Except the codeine didn’t knock him out. Seriously, what kind of human freak did I marry? I guess I should be happy though, because if codeine doesn’t knock you out, it makes you hyper. But jparks wasn’t really hyper, unless you count the rabid fire randomness spewing from his mouth. Had he been hyper I might have had to kick him out onto the mean streets of Sunnyvale.

At least the syrup quiets his cough, but if he won’t sleep tonight I’m taking a bat to his head. Probably a metal one so it doesn’t break upon contacting with his skull.

10 foot restraining order against jparks

Wednesday, September 27th, 2006

The past few times I’ve been to the acupuncturist, she’s asked about Jason and my’s choice for birth control. And every week she forgets that, no, it’s not a condom, it’s the IUD. And, no, I don’t plan on having it removed anytime soon. And, no, I really don’t want to have a baby by this time next year. And, no, I don’t hear my ovaries screaming as they slowly dry up and die inside me.
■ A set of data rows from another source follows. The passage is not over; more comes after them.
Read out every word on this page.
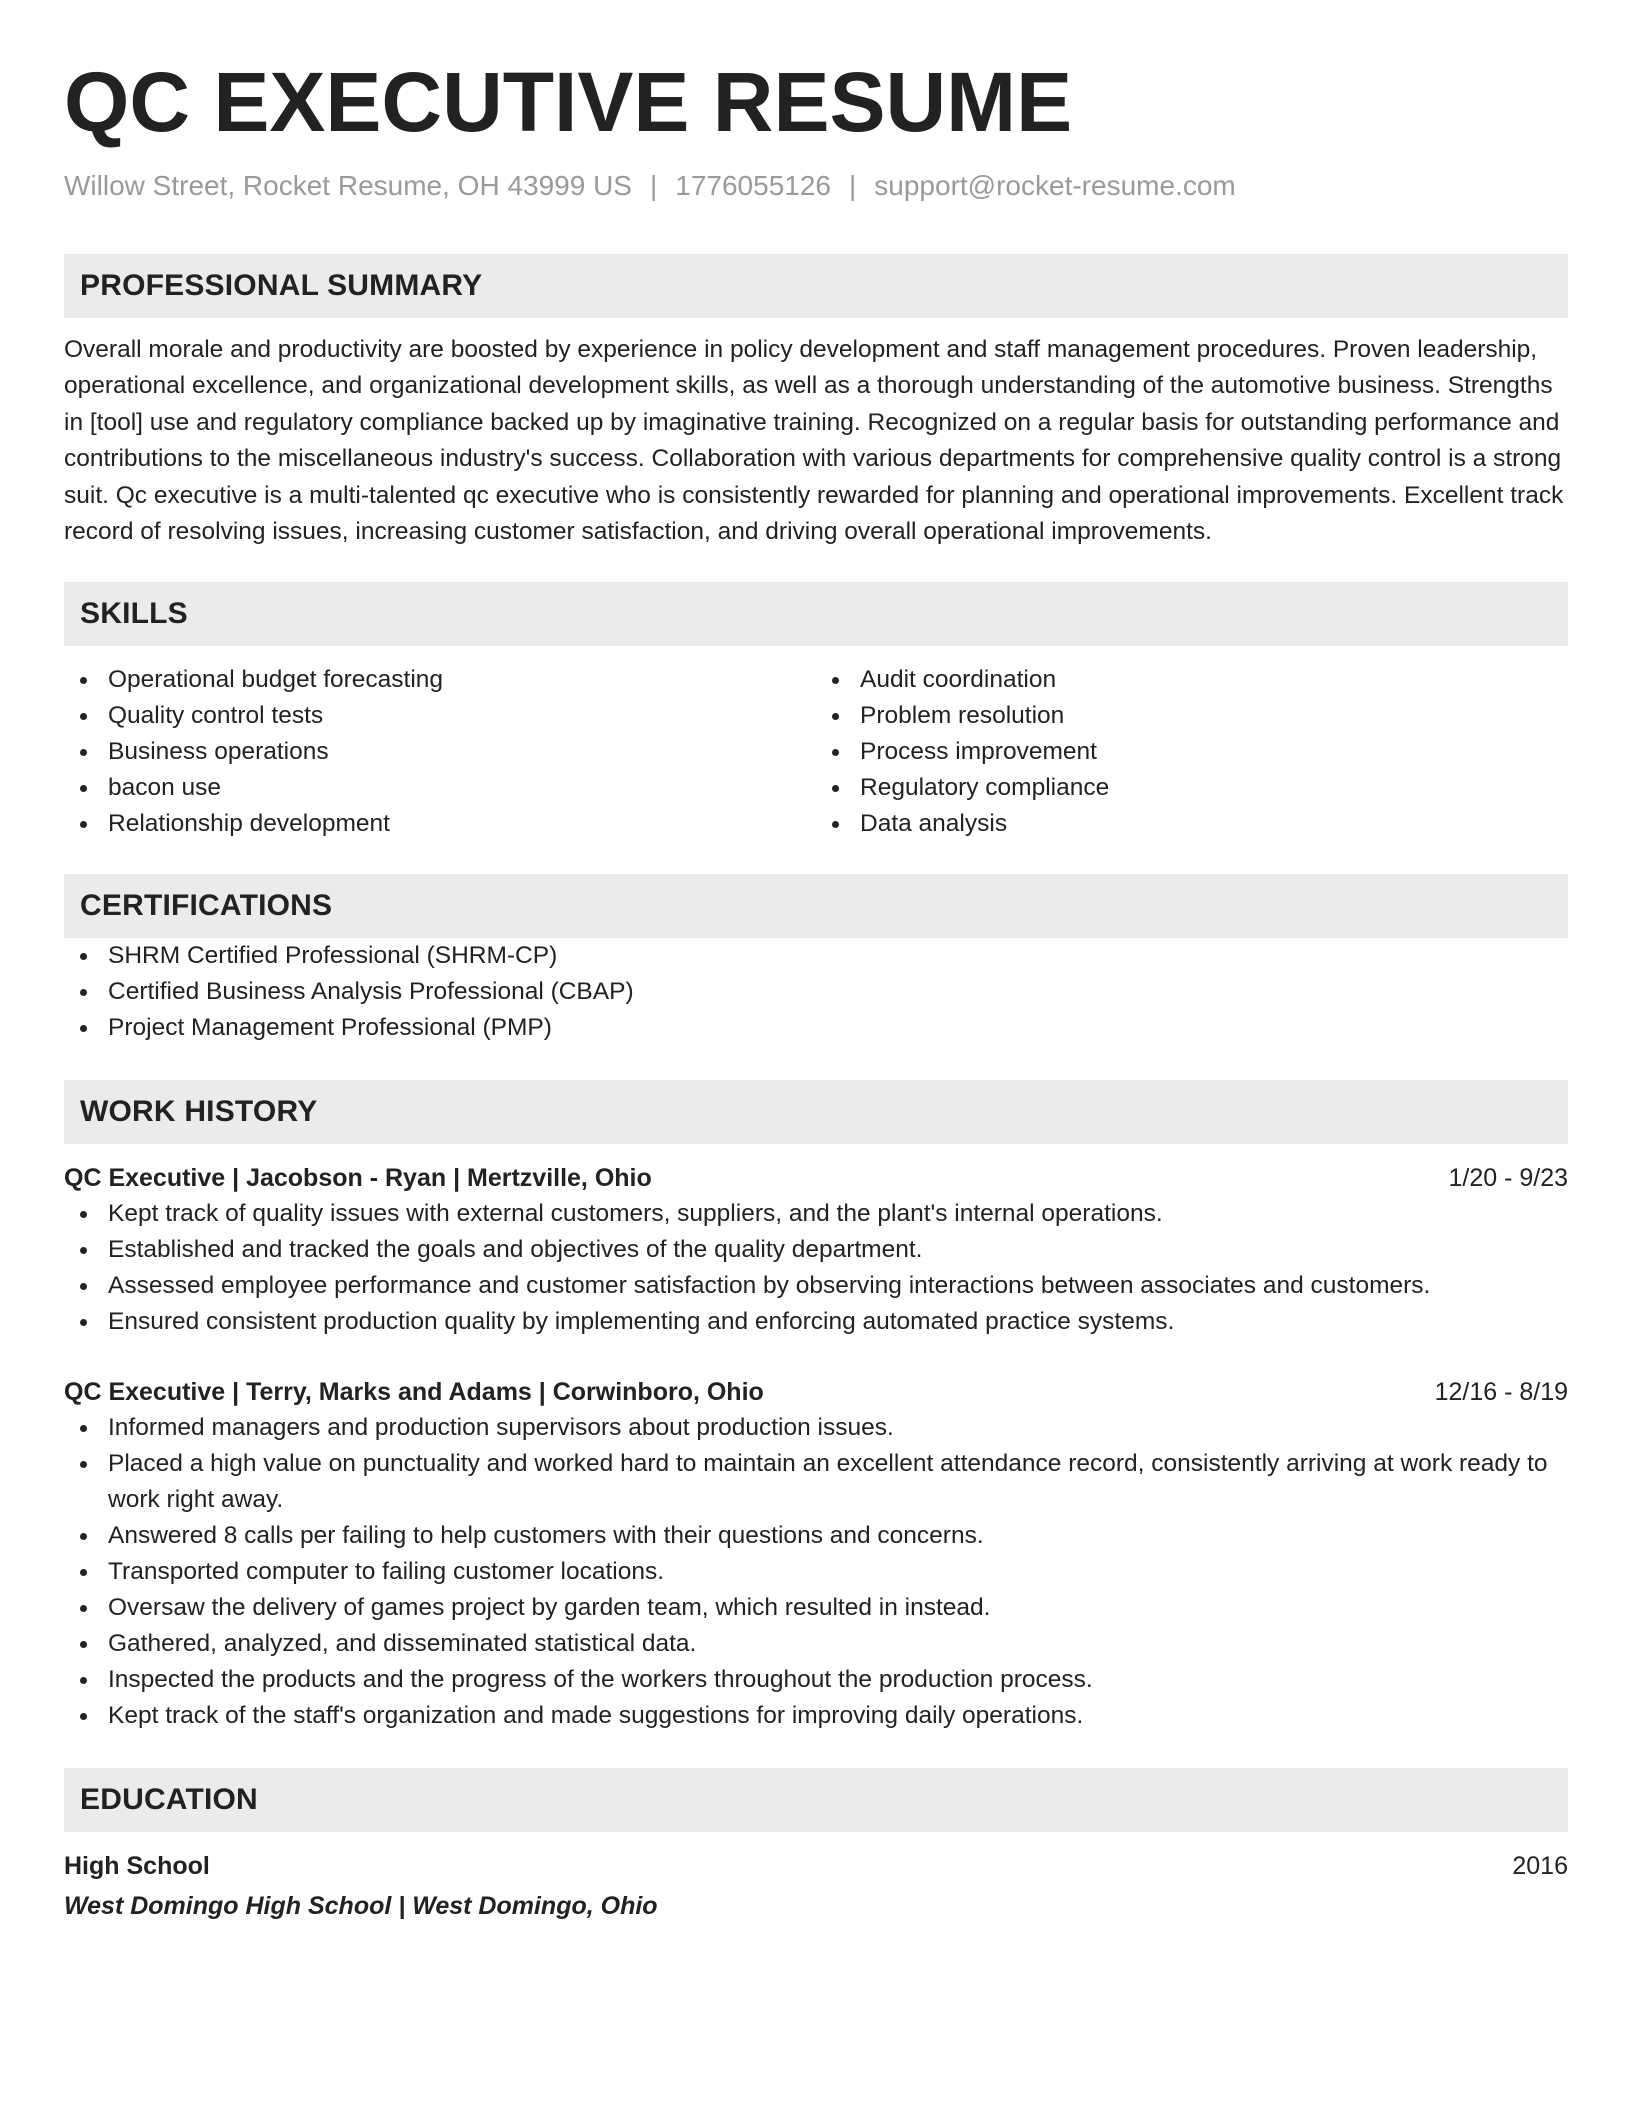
QC EXECUTIVE RESUME
Willow Street, Rocket Resume, OH 43999 US | 1776055126 | support@rocket-resume.com
PROFESSIONAL SUMMARY
Overall morale and productivity are boosted by experience in policy development and staff management procedures. Proven leadership, operational excellence, and organizational development skills, as well as a thorough understanding of the automotive business. Strengths in [tool] use and regulatory compliance backed up by imaginative training. Recognized on a regular basis for outstanding performance and contributions to the miscellaneous industry's success. Collaboration with various departments for comprehensive quality control is a strong suit. Qc executive is a multi-talented qc executive who is consistently rewarded for planning and operational improvements. Excellent track record of resolving issues, increasing customer satisfaction, and driving overall operational improvements.
SKILLS
Operational budget forecasting
Quality control tests
Business operations
bacon use
Relationship development
Audit coordination
Problem resolution
Process improvement
Regulatory compliance
Data analysis
CERTIFICATIONS
SHRM Certified Professional (SHRM-CP)
Certified Business Analysis Professional (CBAP)
Project Management Professional (PMP)
WORK HISTORY
QC Executive | Jacobson - Ryan | Mertzville, Ohio	1/20 - 9/23
Kept track of quality issues with external customers, suppliers, and the plant's internal operations.
Established and tracked the goals and objectives of the quality department.
Assessed employee performance and customer satisfaction by observing interactions between associates and customers.
Ensured consistent production quality by implementing and enforcing automated practice systems.
QC Executive | Terry, Marks and Adams | Corwinboro, Ohio	12/16 - 8/19
Informed managers and production supervisors about production issues.
Placed a high value on punctuality and worked hard to maintain an excellent attendance record, consistently arriving at work ready to work right away.
Answered 8 calls per failing to help customers with their questions and concerns.
Transported computer to failing customer locations.
Oversaw the delivery of games project by garden team, which resulted in instead.
Gathered, analyzed, and disseminated statistical data.
Inspected the products and the progress of the workers throughout the production process.
Kept track of the staff's organization and made suggestions for improving daily operations.
EDUCATION
High School	2016
West Domingo High School | West Domingo, Ohio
At my appointment this week I was, yet again, asked about my form of birth control, and was, again, told to not wait much longer to pop out a baby. The difference was, this week I don’t think the doctor much cared that I don’t want to have kids and stuck four needles in my belly to “help my woman parts.” But before the needles I had a pretty rough session with the massage therapist. So my new theory about the acupuncturist is this: She doesn’t care much that I don’t want kids yet, so she’s having the massage therapist knock the IUD loose and then she’s helping my “lady parts” work more effectively.
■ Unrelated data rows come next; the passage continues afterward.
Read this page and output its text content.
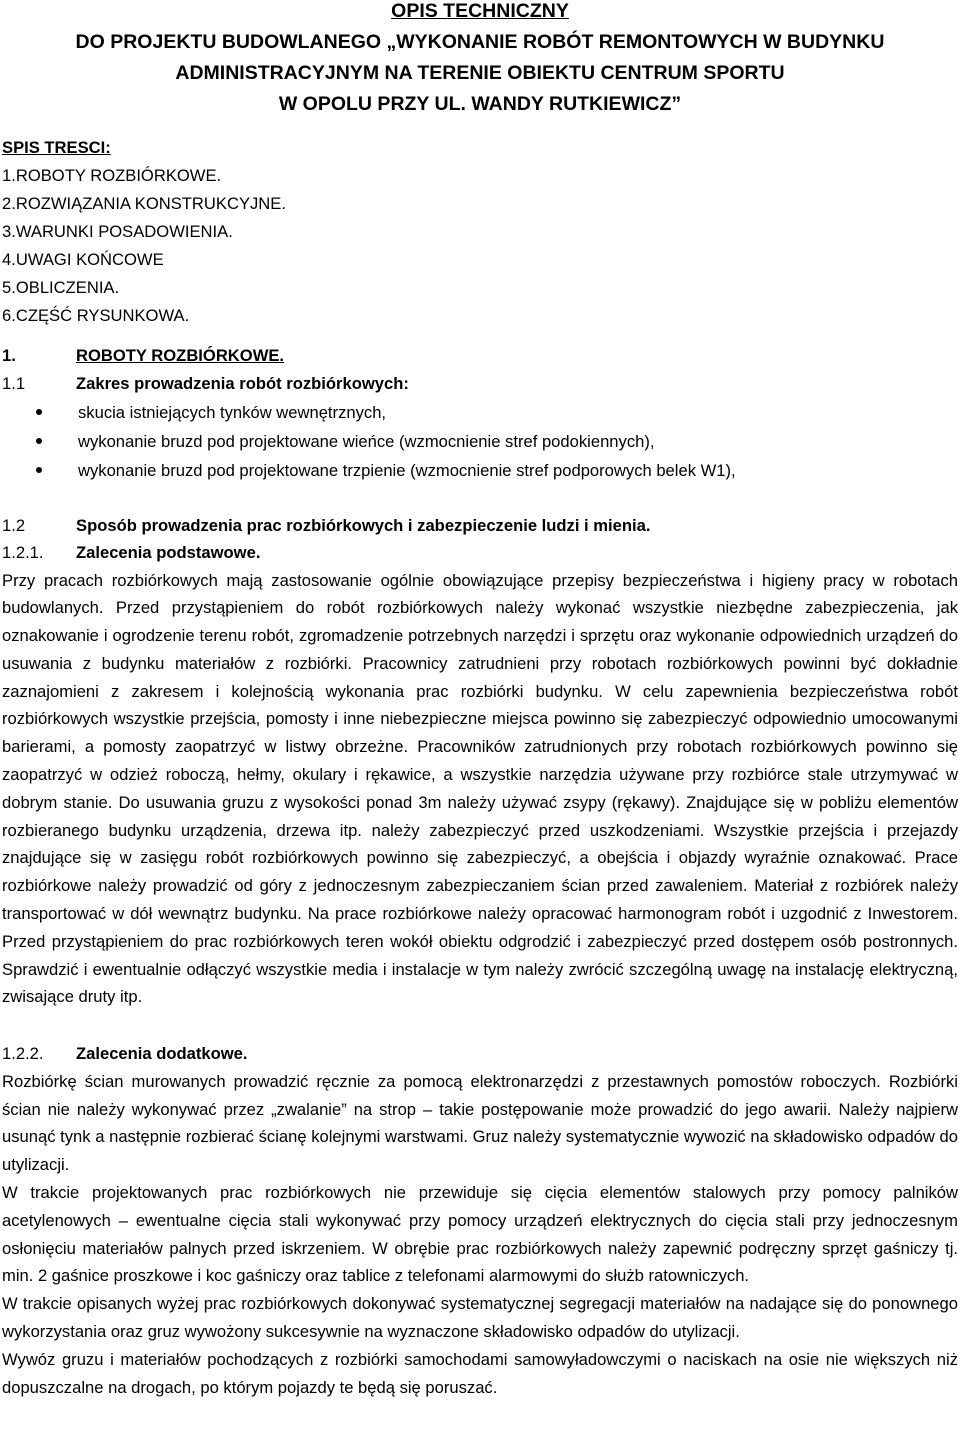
OPIS TECHNICZNY
DO PROJEKTU BUDOWLANEGO „WYKONANIE ROBÓT REMONTOWYCH W BUDYNKU
ADMINISTRACYJNYM NA TERENIE OBIEKTU CENTRUM SPORTU
W OPOLU PRZY UL. WANDY RUTKIEWICZ”
SPIS TRESCI:
1.ROBOTY ROZBIÓRKOWE.
2.ROZWIĄZANIA KONSTRUKCYJNE.
3.WARUNKI POSADOWIENIA.
4.UWAGI KOŃCOWE
5.OBLICZENIA.
6.CZĘŚĆ RYSUNKOWA.
1.	ROBOTY ROZBIÓRKOWE.
1.1	Zakres prowadzenia robót rozbiórkowych:
skucia istniejących tynków wewnętrznych,
wykonanie bruzd pod projektowane wieńce (wzmocnienie stref podokiennych),
wykonanie bruzd pod projektowane trzpienie (wzmocnienie stref podporowych belek W1),
1.2	Sposób prowadzenia prac rozbiórkowych i zabezpieczenie ludzi i mienia.
1.2.1. Zalecenia podstawowe.
Przy pracach rozbiórkowych mają zastosowanie ogólnie obowiązujące przepisy bezpieczeństwa i higieny pracy w robotach budowlanych. Przed przystąpieniem do robót rozbiórkowych należy wykonać wszystkie niezbędne zabezpieczenia, jak oznakowanie i ogrodzenie terenu robót, zgromadzenie potrzebnych narzędzi i sprzętu oraz wykonanie odpowiednich urządzeń do usuwania z budynku materiałów z rozbiórki. Pracownicy zatrudnieni przy robotach rozbiórkowych powinni być dokładnie zaznajomieni z zakresem i kolejnością wykonania prac rozbiórki budynku. W celu zapewnienia bezpieczeństwa robót rozbiórkowych wszystkie przejścia, pomosty i inne niebezpieczne miejsca powinno się zabezpieczyć odpowiednio umocowanymi barierami, a pomosty zaopatrzyć w listwy obrzeżne. Pracowników zatrudnionych przy robotach rozbiórkowych powinno się zaopatrzyć w odzież roboczą, hełmy, okulary i rękawice, a wszystkie narzędzia używane przy rozbiórce stale utrzymywać w dobrym stanie. Do usuwania gruzu z wysokości ponad 3m należy używać zsypy (rękawy). Znajdujące się w pobliżu elementów rozbieranego budynku urządzenia, drzewa itp. należy zabezpieczyć przed uszkodzeniami. Wszystkie przejścia i przejazdy znajdujące się w zasięgu robót rozbiórkowych powinno się zabezpieczyć, a obejścia i objazdy wyraźnie oznakować. Prace rozbiórkowe należy prowadzić od góry z jednoczesnym zabezpieczaniem ścian przed zawaleniem. Materiał z rozbiórek należy transportować w dół wewnątrz budynku. Na prace rozbiórkowe należy opracować harmonogram robót i uzgodnić z Inwestorem. Przed przystąpieniem do prac rozbiórkowych teren wokół obiektu odgrodzić i zabezpieczyć przed dostępem osób postronnych. Sprawdzić i ewentualnie odłączyć wszystkie media i instalacje w tym należy zwrócić szczególną uwagę na instalację elektryczną, zwisające druty itp.
1.2.2. Zalecenia dodatkowe.
Rozbiórkę ścian murowanych prowadzić ręcznie za pomocą elektronarzędzi z przestawnych pomostów roboczych. Rozbiórki ścian nie należy wykonywać przez „zwalanie” na strop – takie postępowanie może prowadzić do jego awarii. Należy najpierw usunąć tynk a następnie rozbierać ścianę kolejnymi warstwami. Gruz należy systematycznie wywozić na składowisko odpadów do utylizacji.
W trakcie projektowanych prac rozbiórkowych nie przewiduje się cięcia elementów stalowych przy pomocy palników acetylenowych – ewentualne cięcia stali wykonywać przy pomocy urządzeń elektrycznych do cięcia stali przy jednoczesnym osłonięciu materiałów palnych przed iskrzeniem. W obrębie prac rozbiórkowych należy zapewnić podręczny sprzęt gaśniczy tj. min. 2 gaśnice proszkowe i koc gaśniczy oraz tablice z telefonami alarmowymi do służb ratowniczych.
W trakcie opisanych wyżej prac rozbiórkowych dokonywać systematycznej segregacji materiałów na nadające się do ponownego wykorzystania oraz gruz wywożony sukcesywnie na wyznaczone składowisko odpadów do utylizacji.
Wywóz gruzu i materiałów pochodzących z rozbiórki samochodami samowyładowczymi o naciskach na osie nie większych niż dopuszczalne na drogach, po którym pojazdy te będą się poruszać.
I don’t know how powerful Eastern medicine is, those needles in my belly might work. So, much to my mom’s and my mother in law’s chagrin, I think I’m going to make jparks stay 10 feet away from me at all times for a little while, just to be safe.

for an extra $5 I could have gotten a happy ending

Friday, August 25th, 2006

Today I went to see an acupuncturist thanks to some lovely back problems I’ve had for quite awhile. Jason suggested I go see one, but never thought I would actually go. I never thought I would actually go. And honestly I don’t know if my experience today counts as a real acupuncturist visit.
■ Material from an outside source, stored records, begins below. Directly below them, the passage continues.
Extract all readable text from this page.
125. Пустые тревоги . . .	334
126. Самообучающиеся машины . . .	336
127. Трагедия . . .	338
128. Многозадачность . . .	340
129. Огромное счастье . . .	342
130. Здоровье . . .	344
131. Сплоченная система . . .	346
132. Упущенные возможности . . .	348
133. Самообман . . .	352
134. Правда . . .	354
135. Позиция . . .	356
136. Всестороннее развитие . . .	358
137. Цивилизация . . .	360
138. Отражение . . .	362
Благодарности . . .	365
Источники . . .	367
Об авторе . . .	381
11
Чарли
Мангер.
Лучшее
First we talked for a bit. It turns out the doctor I went to specializes in infertility treatments and she was concerned for me and my aging eggs. She said after 30 it’s really hard to get pregnant and stress takes a huge toll on your fertility. After this I got undressed and she brought in the massage therapist. They stood and looked at my back for a few minutes discussing, in Mandarin, the state of my muscles. Finally the doctor said “You have much stress all through your back. And you have neck pain. You are so young to have so much stress. I’ve never seen someone your age with stress like this. You better not wait until 30 to have kids.” Great, I totally won’t stress about that.

This uplifting message was followed by an hour of sweet, sweet torture. The smallest, skinniest Asian girl I have ever seen, laid into my back with such force I honestly thought I was going to throw up. You know how most massages are about achieving a point of relaxation that makes you want to fart? This one was not like that. This one was about beating my muscles until they yelled UNCLE! and let go of the tension for the first time ever. It was painful but wonderful; I don’t know that I’ve ever felt so relaxed.

Did I mention while this was going on I had electric currents shooting through my legs? In place of needles sometimes electric currents are used to move the qi around in your body. Seeing as I have a crippling fear of needles the doctor thought this would be a good way to ease me into acupuncture. Honestly this was the most enjoyable part of the visit; the doctor put a heating lamp on my feet so they were toasty warm and the currents were really low. All I felt were small muscle spasms every once in a while and it was actually kind of relaxing. Hmmm, I wonder if electro-shock therapy might be good for me, in real low doses of course.

You’ll notice no needles were actually used today, and this was probably for the best. I have another appointment next Friday and the doctor and I agreed to three needles being inserted into my hands and back. This means I have a week to build up enough courage to survive the fact that 3 needles will be inserted into my body. Holy crap, I need lots of courage. Or lots of whiskey.